As Stratford was home to survivors of the Holocaust, this gave a real focus to the Support Group, which prioritised fund raising through charity events for the care homes established by Sue Ryder. These provided respite from daily pressures for survivors, as well as specialist care for the physical and emotional consequences arising from Hitler’s concentration camps.
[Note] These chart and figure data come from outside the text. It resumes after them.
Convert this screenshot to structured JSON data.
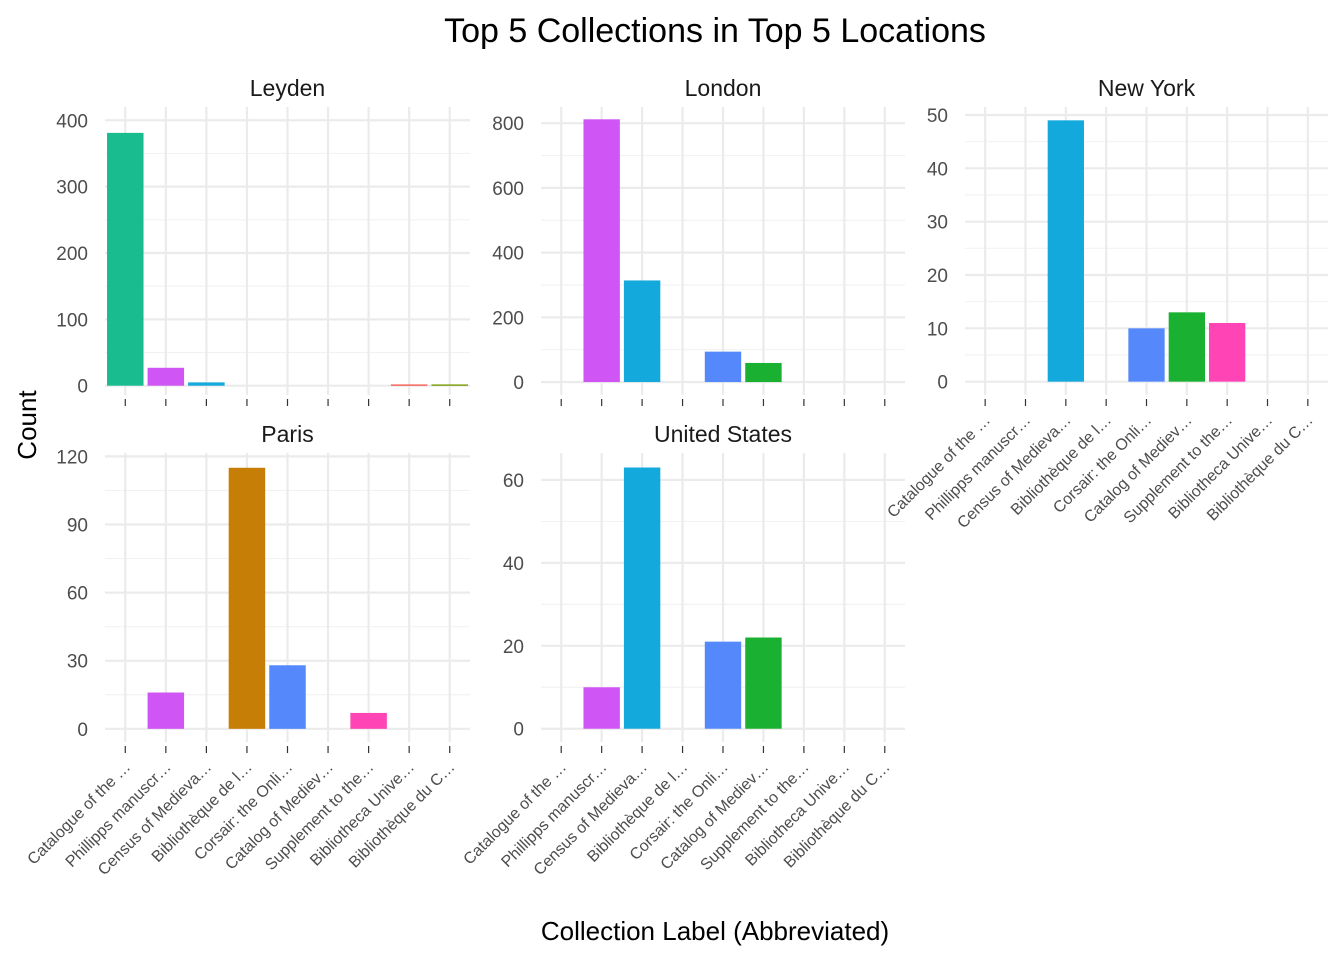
{
  "chart_data": {
    "type": "bar",
    "title": "Top 5 Collections in Top 5 Locations",
    "xlabel": "Collection Label (Abbreviated)",
    "ylabel": "Count",
    "grid": true,
    "legend": "none",
    "categories": [
      "Catalogue of the …",
      "Phillipps manuscr…",
      "Census of Medieva…",
      "Bibliothèque de l…",
      "Corsair: the Onli…",
      "Catalog of Mediev…",
      "Supplement to the…",
      "Bibliotheca Unive…",
      "Bibliothèque du C…"
    ],
    "category_colors": [
      "#19BC8F",
      "#D055F5",
      "#14A9DC",
      "#C67E07",
      "#5488FB",
      "#1AB031",
      "#FF44B6",
      "#F8665B",
      "#7FA113"
    ],
    "panels": [
      {
        "name": "Leyden",
        "yticks": [
          0,
          100,
          200,
          300,
          400
        ],
        "ylim": [
          -14,
          420
        ],
        "values": [
          381,
          27,
          5,
          null,
          null,
          null,
          null,
          2,
          2
        ]
      },
      {
        "name": "London",
        "yticks": [
          0,
          200,
          400,
          600,
          800
        ],
        "ylim": [
          -40,
          850
        ],
        "values": [
          null,
          812,
          314,
          null,
          94,
          59,
          null,
          null,
          null
        ]
      },
      {
        "name": "New York",
        "yticks": [
          0,
          10,
          20,
          30,
          40,
          50
        ],
        "ylim": [
          -2.5,
          51.5
        ],
        "values": [
          null,
          null,
          49,
          null,
          10,
          13,
          11,
          null,
          null
        ]
      },
      {
        "name": "Paris",
        "yticks": [
          0,
          30,
          60,
          90,
          120
        ],
        "ylim": [
          -5.8,
          121.5
        ],
        "values": [
          null,
          16,
          null,
          115,
          28,
          null,
          7,
          null,
          null
        ]
      },
      {
        "name": "United States",
        "yticks": [
          0,
          20,
          40,
          60
        ],
        "ylim": [
          -3.2,
          66.5
        ],
        "values": [
          null,
          10,
          63,
          null,
          21,
          22,
          null,
          null,
          null
        ]
      }
    ]
  }
}
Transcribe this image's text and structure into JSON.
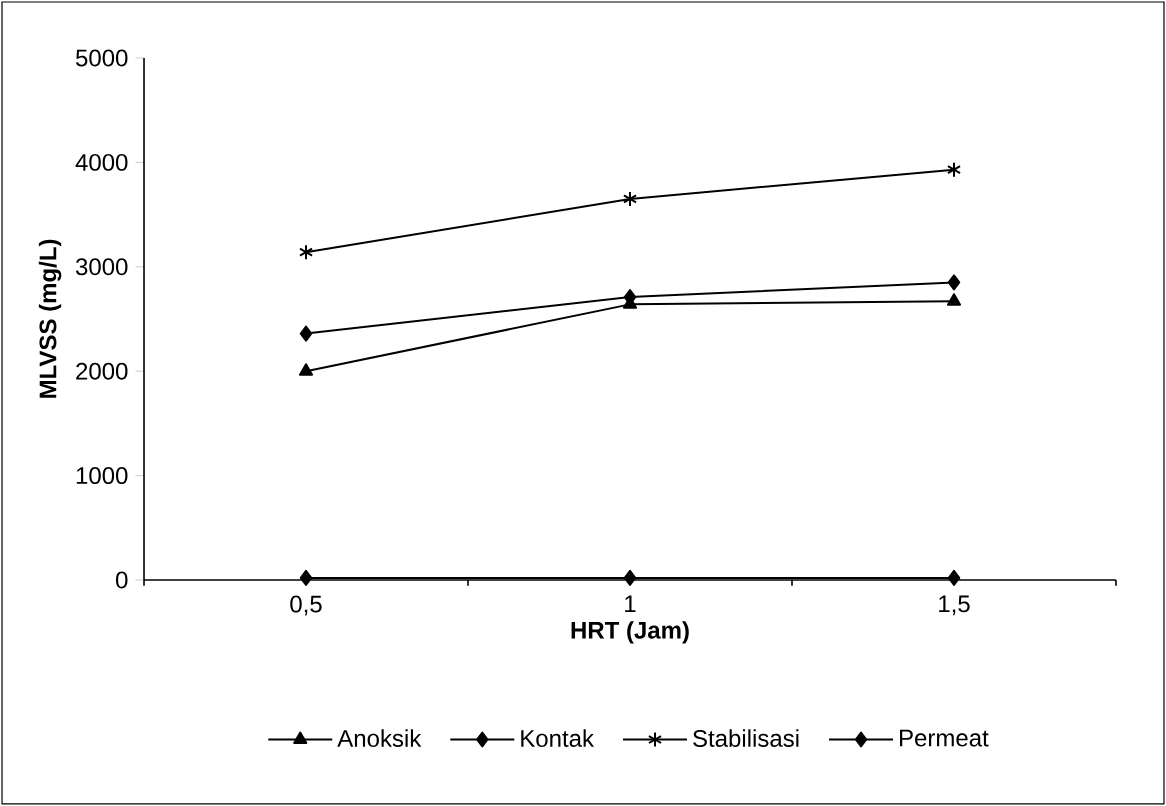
{
  "chart_data": {
    "type": "line",
    "xlabel": "HRT (Jam)",
    "ylabel": "MLVSS (mg/L)",
    "categories": [
      "0,5",
      "1",
      "1,5"
    ],
    "ylim": [
      0,
      5000
    ],
    "yticks": [
      0,
      1000,
      2000,
      3000,
      4000,
      5000
    ],
    "legend": "bottom",
    "line_style": "solid",
    "series": [
      {
        "name": "Anoksik",
        "color": "#000000",
        "marker": "triangle",
        "values": [
          2000,
          2640,
          2670
        ]
      },
      {
        "name": "Kontak",
        "color": "#000000",
        "marker": "diamond",
        "values": [
          2360,
          2710,
          2850
        ]
      },
      {
        "name": "Stabilisasi",
        "color": "#000000",
        "marker": "cross",
        "values": [
          3140,
          3650,
          3930
        ]
      },
      {
        "name": "Permeat",
        "color": "#000000",
        "marker": "diamond",
        "values": [
          20,
          20,
          20
        ]
      }
    ]
  }
}
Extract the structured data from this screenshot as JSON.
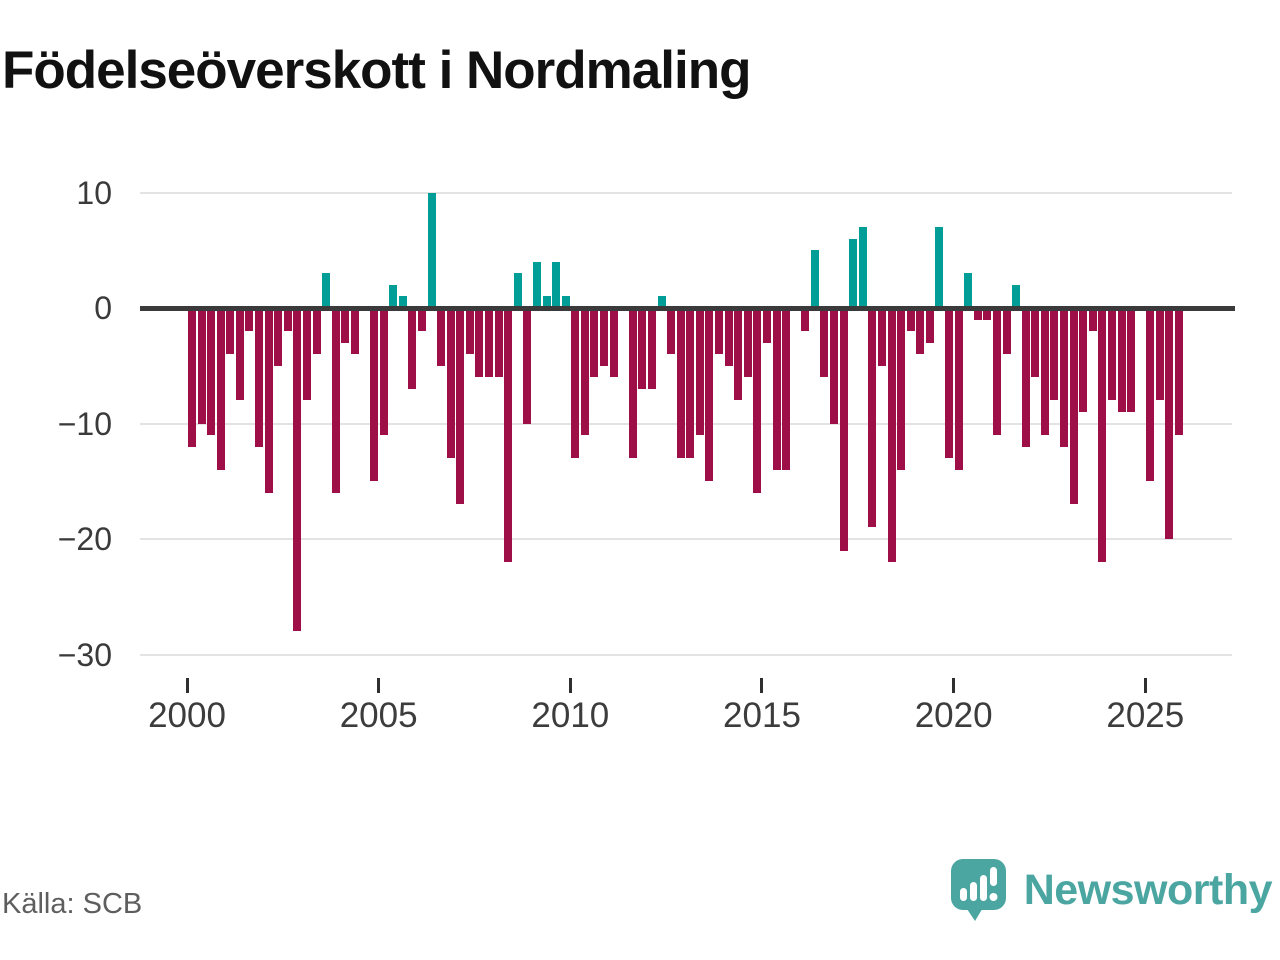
{
  "title": "Födelseöverskott i Nordmaling",
  "source": "Källa: SCB",
  "logo": {
    "text": "Newsworthy",
    "icon": "speech-bubble-bar-chart-icon"
  },
  "colors": {
    "positive": "#009e97",
    "negative": "#9e0e47",
    "logo_teal": "#4ba6a1",
    "gridline": "#e3e3e3",
    "zero_line": "#3a3a3a",
    "title_text": "#111111",
    "axis_text": "#3c3c3c",
    "source_text": "#5e5e5e"
  },
  "chart_data": {
    "type": "bar",
    "title": "Födelseöverskott i Nordmaling",
    "xlabel": "",
    "ylabel": "",
    "frequency": "quarterly",
    "ylim": [
      -30,
      10
    ],
    "grid": true,
    "legend": "none",
    "y_axis": {
      "ticks": [
        {
          "value": 10,
          "label": "10"
        },
        {
          "value": 0,
          "label": "0"
        },
        {
          "value": -10,
          "label": "−10"
        },
        {
          "value": -20,
          "label": "−20"
        },
        {
          "value": -30,
          "label": "−30"
        }
      ]
    },
    "x_axis": {
      "ticks": [
        {
          "year": 2000,
          "label": "2000"
        },
        {
          "year": 2005,
          "label": "2005"
        },
        {
          "year": 2010,
          "label": "2010"
        },
        {
          "year": 2015,
          "label": "2015"
        },
        {
          "year": 2020,
          "label": "2020"
        },
        {
          "year": 2025,
          "label": "2025"
        }
      ]
    },
    "series": [
      {
        "year": 2000,
        "values": [
          -12,
          -10,
          -11,
          -14
        ]
      },
      {
        "year": 2001,
        "values": [
          -4,
          -8,
          -2,
          -12
        ]
      },
      {
        "year": 2002,
        "values": [
          -16,
          -5,
          -2,
          -28
        ]
      },
      {
        "year": 2003,
        "values": [
          -8,
          -4,
          3,
          -16
        ]
      },
      {
        "year": 2004,
        "values": [
          -3,
          -4,
          0,
          -15
        ]
      },
      {
        "year": 2005,
        "values": [
          -11,
          2,
          1,
          -7
        ]
      },
      {
        "year": 2006,
        "values": [
          -2,
          10,
          -5,
          -13
        ]
      },
      {
        "year": 2007,
        "values": [
          -17,
          -4,
          -6,
          -6
        ]
      },
      {
        "year": 2008,
        "values": [
          -6,
          -22,
          3,
          -10
        ]
      },
      {
        "year": 2009,
        "values": [
          4,
          1,
          4,
          1
        ]
      },
      {
        "year": 2010,
        "values": [
          -13,
          -11,
          -6,
          -5
        ]
      },
      {
        "year": 2011,
        "values": [
          -6,
          0,
          -13,
          -7
        ]
      },
      {
        "year": 2012,
        "values": [
          -7,
          1,
          -4,
          -13
        ]
      },
      {
        "year": 2013,
        "values": [
          -13,
          -11,
          -15,
          -4
        ]
      },
      {
        "year": 2014,
        "values": [
          -5,
          -8,
          -6,
          -16
        ]
      },
      {
        "year": 2015,
        "values": [
          -3,
          -14,
          -14,
          0
        ]
      },
      {
        "year": 2016,
        "values": [
          -2,
          5,
          -6,
          -10
        ]
      },
      {
        "year": 2017,
        "values": [
          -21,
          6,
          7,
          -19
        ]
      },
      {
        "year": 2018,
        "values": [
          -5,
          -22,
          -14,
          -2
        ]
      },
      {
        "year": 2019,
        "values": [
          -4,
          -3,
          7,
          -13
        ]
      },
      {
        "year": 2020,
        "values": [
          -14,
          3,
          -1,
          -1
        ]
      },
      {
        "year": 2021,
        "values": [
          -11,
          -4,
          2,
          -12
        ]
      },
      {
        "year": 2022,
        "values": [
          -6,
          -11,
          -8,
          -12
        ]
      },
      {
        "year": 2023,
        "values": [
          -17,
          -9,
          -2,
          -22
        ]
      },
      {
        "year": 2024,
        "values": [
          -8,
          -9,
          -9,
          0
        ]
      },
      {
        "year": 2025,
        "values": [
          -15,
          -8,
          -20,
          -11
        ]
      }
    ]
  }
}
Even twenty years after the full horror of those camps had been revealed, survivors were still living with injury and trauma, inflicted by what Sylvia Hayman described in the ‘The Times’ (1967) as:

‘That Hell called variously Belsen and Auschwitz, Dachau and Neuengamme, Mauthausen, Vaihingen, Buchenwald and Ravensbruck’.

The presence of survivors who bore witness to the terror acted as a spur to the fund raising events, resulting in a network of activities that stretched from domestic settings for coffee mornings, church and community halls staging dances to the town’s civic and cultural institutions hosting recitals and concerts. As local resident Julie de Bastion noted,

‘Discussion of the Holocaust ... hit home, [my] parents were survivors of the Nazi camps in World War Two’ [SBT Reference STRST: SBT 2002-4/11]

As the work of the Holocaust Memorial Trust and others reveal, the legacy of the Nazi Holocaust remains, as do modern examples of genocide, with ordinary people once again becoming perpetrators, victims, survivors and aid givers. In that context, we hope that this document serves as an affirmation that in numerous small ways, ordinary people can help to alleviate the consequences of terror.